Le gouvernement français a déposé fin avril un projet de loi proposant de bannir temporairement des réseaux sociaux les cyberharceleurs et autres auteurs de haine en ligne condamnés en justice. Serait-ce souhaitable de transposer cette mesure à la Belgique ? Nous avons posé la question à Myriam Leroy, coréalisatrice avec Florence Hainaut du documentaire #SalePute consacré aux cyberviolences misogynes. La journaliste, chroniqueuse, romancière et dramaturge belge a elle-même été cyberharcelée. Si dans son cas précis le harceleur a pu être poursuivi en justice, elle dénonce l'impunité dont bénéficie l'immense majorité des cyberharceleurs.
Pour "sécuriser et réguler l’espace numérique" le gouvernement français envisage d’interdire aux personnes condamnées pour cyberharcèlement ou autre forme de haine en ligne (racisme, sexisme, homophobie etc.) l’accès aux réseaux sociaux. Les auteurs de ces délits verraient leurs comptes bloqués pour une durée de six mois à un an. Les plateformes n’appliquant pas la mesure s’exposeraient à une amende de plusieurs dizaines de milliers d’euros. Ce projet de loi est pour l’heure soumis au Conseil d’Etat.
Cette mesure peut-elle permettre de lutter efficacement contre la haine en ligne ? Doit-on s’en inspirer en Belgique ? Nous avons demandé l’avis de Myriam Leroy qui a interviewé une dizaine de femmes cyberharcelées pour le documentaire #SalePute qu’elle a co-réalisé. Elle-même a subi pendant plusieurs années des cyberviolences, comme 73% de femmes dans le monde. L’auteur du cyberharcèlement a été condamné fin 2021 par le tribunal correctionnel de Bruxelles mais a fait appel de la décision. Un nouveau procès doit s’ouvrir en 2024.

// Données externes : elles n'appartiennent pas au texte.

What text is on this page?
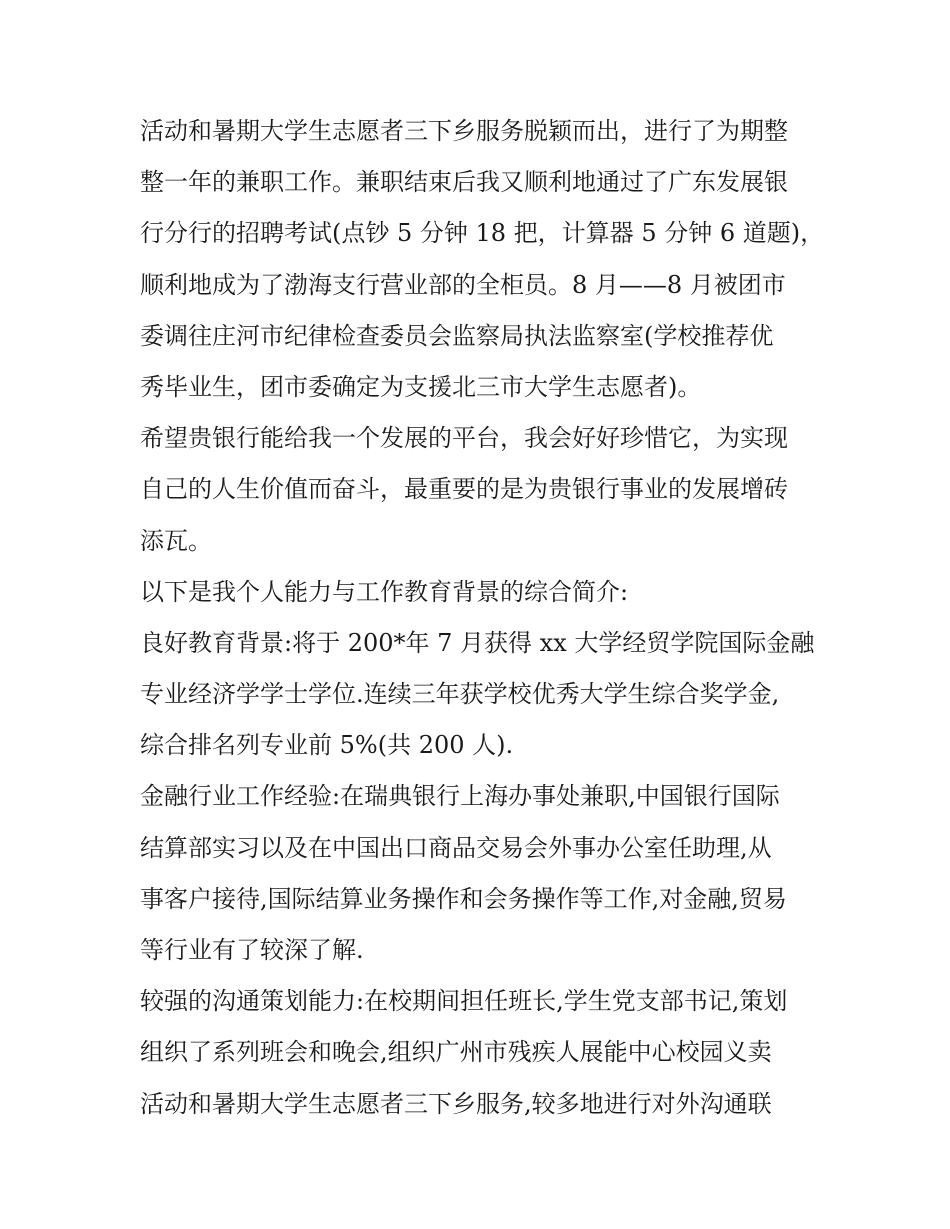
活动和暑期大学生志愿者三下乡服务脱颖而出，进行了为期整
整一年的兼职工作。兼职结束后我又顺利地通过了广东发展银
行分行的招聘考试(点钞 5 分钟 18 把，计算器 5 分钟 6 道题)，
顺利地成为了渤海支行营业部的全柜员。8 月——8 月被团市
委调往庄河市纪律检查委员会监察局执法监察室(学校推荐优
秀毕业生，团市委确定为支援北三市大学生志愿者)。
希望贵银行能给我一个发展的平台，我会好好珍惜它，为实现
自己的人生价值而奋斗，最重要的是为贵银行事业的发展增砖
添瓦。
以下是我个人能力与工作教育背景的综合简介:
良好教育背景:将于 200*年 7 月获得 xx 大学经贸学院国际金融
专业经济学学士学位.连续三年获学校优秀大学生综合奖学金,
综合排名列专业前 5%(共 200 人).
金融行业工作经验:在瑞典银行上海办事处兼职,中国银行国际
结算部实习以及在中国出口商品交易会外事办公室任助理,从
事客户接待,国际结算业务操作和会务操作等工作,对金融,贸易
等行业有了较深了解.
较强的沟通策划能力:在校期间担任班长,学生党支部书记,策划
组织了系列班会和晚会,组织广州市残疾人展能中心校园义卖
活动和暑期大学生志愿者三下乡服务,较多地进行对外沟通联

Myriam Leroy pose un regard prudent sur la mesure proposée par le gouvernement français : "Il faut juger sur pièces, bien sûr, mais je ne crois pas trop à l’efficacité d’un bannissement des personnes condamnées. Peut-être que ça aura éventuellement un impact envers l’un ou l’autre petit vieux pas trop geek, qui s’est laissé dépasser par ses émotions, mais les autres, les plus jeunes, les plus motivés, les trolls coordonnés politiquement, ceux qui maîtrisent un brin l’informatique, contourneront sans problème l’interdiction. Nombre de harceleurs se partagent déjà les clés de comptes, se les revendent les uns les autres, utilisent un VPN pour brouiller les pistes…"
Elle pointe aussi la lenteur des procédures judiciaires peu compatible avec l’instantanéité d’Internet : "La justice est lente. Aboutir à un procès après une plainte au pénal peut prendre 3 ou 4 ans. Si la personne condamnée fait appel, cet appel est suspensif de la peine, et il faut attendre encore 2 ou 3 ans pour qu’elle soit jugée à nouveau. (Sans compter les éventuels pourvois en cassation.) (ndlr : dans son cas, les faits de harcèlement concernés par la procédure judiciaire remontent à 2012 – 2017) Est-ce que ça a vraiment un sens d’interdire de réseaux un agresseur 7 ou 8 ans après les faits ?"
Quel type de peine peut-on alors imaginer ? Pour la journaliste, "une peine qui semblerait appropriée, dans les cas les plus graves : le bracelet électronique." Elle explique : "Le harcèlement par des moyens numériques est une prison, un enfermement pour la victime, qui perd en autonomie, tant physique que numérique. Le bracelet, en ce qu’il limite les déplacements de l’agresseur, et s’il est visible, en ce qu’il est susceptible de susciter une réprobation sociale, est une réponse symboliquement très juste aux violences subies."